À compter du 1er septembre, les particuliers pourront acheter des crypto-actifs majeurs via un seul intermédiaire agréé, avec une limite annuelle de 300 000 roubles, et devront d’abord passer un examen ; les investisseurs qualifiés ne sont pas limités, mais doivent également passer par un intermédiaire. Les paiements en cryptomonnaies depuis le territoire national restent interdits, tandis que les règlements transfrontaliers pour le commerce extérieur sont, eux, sans limite ; même les stablecoins détenus à l’étranger sont intégrés dans le même ensemble de règles.

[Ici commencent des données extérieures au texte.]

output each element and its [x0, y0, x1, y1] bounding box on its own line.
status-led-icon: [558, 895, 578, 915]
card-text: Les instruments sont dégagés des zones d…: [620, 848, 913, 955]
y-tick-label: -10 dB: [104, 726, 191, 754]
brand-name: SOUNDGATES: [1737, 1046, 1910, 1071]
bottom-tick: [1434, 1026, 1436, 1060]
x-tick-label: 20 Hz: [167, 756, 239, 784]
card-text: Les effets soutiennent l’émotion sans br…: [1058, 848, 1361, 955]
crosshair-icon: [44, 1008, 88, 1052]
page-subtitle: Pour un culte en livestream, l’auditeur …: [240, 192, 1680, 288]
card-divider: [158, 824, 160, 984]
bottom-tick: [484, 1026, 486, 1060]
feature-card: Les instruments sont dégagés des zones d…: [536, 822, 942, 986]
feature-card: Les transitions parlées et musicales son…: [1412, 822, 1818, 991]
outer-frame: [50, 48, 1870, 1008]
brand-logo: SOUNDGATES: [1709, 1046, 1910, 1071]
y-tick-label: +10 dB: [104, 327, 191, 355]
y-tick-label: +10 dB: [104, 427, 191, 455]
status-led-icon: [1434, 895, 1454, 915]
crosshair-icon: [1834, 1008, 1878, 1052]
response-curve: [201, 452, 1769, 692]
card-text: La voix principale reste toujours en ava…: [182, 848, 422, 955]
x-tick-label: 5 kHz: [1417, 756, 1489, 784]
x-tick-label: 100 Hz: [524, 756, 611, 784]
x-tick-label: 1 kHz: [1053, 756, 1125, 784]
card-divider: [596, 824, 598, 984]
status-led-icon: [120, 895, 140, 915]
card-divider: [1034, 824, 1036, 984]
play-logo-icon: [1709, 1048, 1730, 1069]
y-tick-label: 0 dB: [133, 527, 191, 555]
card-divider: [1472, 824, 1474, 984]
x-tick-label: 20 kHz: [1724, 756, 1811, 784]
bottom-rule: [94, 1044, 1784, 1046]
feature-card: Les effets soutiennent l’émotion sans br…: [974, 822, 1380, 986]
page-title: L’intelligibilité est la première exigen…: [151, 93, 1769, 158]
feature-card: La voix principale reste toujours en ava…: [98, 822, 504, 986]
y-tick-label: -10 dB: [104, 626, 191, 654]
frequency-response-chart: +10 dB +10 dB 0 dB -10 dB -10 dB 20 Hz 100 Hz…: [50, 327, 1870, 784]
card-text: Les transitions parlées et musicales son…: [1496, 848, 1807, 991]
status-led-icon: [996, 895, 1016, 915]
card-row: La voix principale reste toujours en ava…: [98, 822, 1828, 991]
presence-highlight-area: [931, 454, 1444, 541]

La première chose que cette conception a nourrie, ce ne sont pas les utilisateurs on-chain, mais les bourses et les institutions de conservation/dépôt numérique, ainsi que les courtiers et les gestionnaires d’actifs — tous ceux qui ont obtenu des licences : le trafic, le droit de comptabiliser et le pouvoir de contrôle de la conformité sont interceptés dès l’entrée. Pour les particuliers, on fournit un accès légal, mais on leur fait aussi abandonner davantage de marges de liberté et de données.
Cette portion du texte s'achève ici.